Suppose I have some set $R \subseteq X \times Y$ and $P \subseteq Y$ for sets $X$ and $Y$. I want to show that $\forall y \in Y$
$$[(\exists x \in X. xRy) \implies y \in P] \iff [\forall x \in X . (xRy \implies y \in P)]$$
To see the difference, they lie in where the brackets are being placed and a change in existence $\exists$ to $\forall$
I'm not entirely sure how to prove this, but intuitively I would argue like so:
$$[(\exists x \in X. xRy) \implies y \in P]$$ $$ \iff [(\exists x \in X. xRy) \land y \in P]$$
$$\iff [\forall x \in X. (xRy \land y \in P)]$$
$$\iff [\forall x \in X . (xRy \implies y \in P)]$$
Since it seems like the change to $\forall$ already refers to those $x \in X$ which already satisfies $xRy$ and leads the $y \in P$.
Is this proof sound?
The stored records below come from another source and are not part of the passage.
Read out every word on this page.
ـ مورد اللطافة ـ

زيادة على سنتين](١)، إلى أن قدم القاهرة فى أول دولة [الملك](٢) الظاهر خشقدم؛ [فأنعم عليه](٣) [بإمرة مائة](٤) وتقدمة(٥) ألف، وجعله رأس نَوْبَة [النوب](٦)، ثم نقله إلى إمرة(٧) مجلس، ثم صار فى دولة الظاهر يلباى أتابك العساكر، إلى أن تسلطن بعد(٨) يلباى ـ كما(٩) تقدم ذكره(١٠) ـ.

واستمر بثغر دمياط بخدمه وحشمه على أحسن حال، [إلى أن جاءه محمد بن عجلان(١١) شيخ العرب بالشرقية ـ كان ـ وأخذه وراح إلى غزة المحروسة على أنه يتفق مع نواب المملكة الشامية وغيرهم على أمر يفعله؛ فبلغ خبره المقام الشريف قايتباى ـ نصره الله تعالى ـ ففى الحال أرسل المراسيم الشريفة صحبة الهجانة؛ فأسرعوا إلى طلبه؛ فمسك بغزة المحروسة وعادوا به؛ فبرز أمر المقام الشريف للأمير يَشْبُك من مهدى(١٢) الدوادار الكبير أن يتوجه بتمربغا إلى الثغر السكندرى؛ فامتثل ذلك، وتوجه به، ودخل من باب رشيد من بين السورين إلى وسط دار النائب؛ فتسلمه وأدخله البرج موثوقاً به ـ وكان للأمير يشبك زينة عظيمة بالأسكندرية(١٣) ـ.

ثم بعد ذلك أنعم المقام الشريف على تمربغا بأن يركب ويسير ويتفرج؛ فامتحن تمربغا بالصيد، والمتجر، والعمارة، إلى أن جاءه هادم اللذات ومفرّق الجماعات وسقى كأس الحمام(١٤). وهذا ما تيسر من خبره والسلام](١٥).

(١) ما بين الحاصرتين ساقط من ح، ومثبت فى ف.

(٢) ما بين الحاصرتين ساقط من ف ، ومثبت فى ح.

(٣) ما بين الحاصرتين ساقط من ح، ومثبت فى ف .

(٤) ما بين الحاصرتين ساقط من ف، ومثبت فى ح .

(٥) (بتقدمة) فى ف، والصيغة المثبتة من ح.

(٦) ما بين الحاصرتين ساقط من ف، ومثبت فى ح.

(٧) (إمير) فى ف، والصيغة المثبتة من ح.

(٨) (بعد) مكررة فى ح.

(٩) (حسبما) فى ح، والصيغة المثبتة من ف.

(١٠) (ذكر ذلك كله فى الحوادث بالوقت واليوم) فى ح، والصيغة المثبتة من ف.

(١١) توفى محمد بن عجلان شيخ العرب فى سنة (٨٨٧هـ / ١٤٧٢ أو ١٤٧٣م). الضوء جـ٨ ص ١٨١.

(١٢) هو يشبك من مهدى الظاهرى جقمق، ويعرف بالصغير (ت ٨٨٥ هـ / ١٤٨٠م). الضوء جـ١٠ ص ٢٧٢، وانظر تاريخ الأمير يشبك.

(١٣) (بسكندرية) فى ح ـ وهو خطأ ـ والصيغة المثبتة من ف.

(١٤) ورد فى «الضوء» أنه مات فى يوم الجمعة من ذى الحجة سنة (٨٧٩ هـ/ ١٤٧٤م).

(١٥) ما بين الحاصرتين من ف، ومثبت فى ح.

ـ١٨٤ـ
Is there a more rigorous one?
To answer your first question: sorry, but your "proof" definitely isn't sound. To see that, we can even ignore the specific content of the problem, because you made a purely logical mistake at the very first step. Let's give names to the following two statements: $$S_1=(\exists x\in X \, . \, xRy) \quad \text{and} \quad S_2=(y \in P).$$ Then your very first step says that $S_1\implies S_2$ is equivalent to $S_1\land S_2$. But implication and conjunction are not equivalent to each other.
An idea for how to prove this equivalence: it may be easier to prove that their negations are equivalent to each other.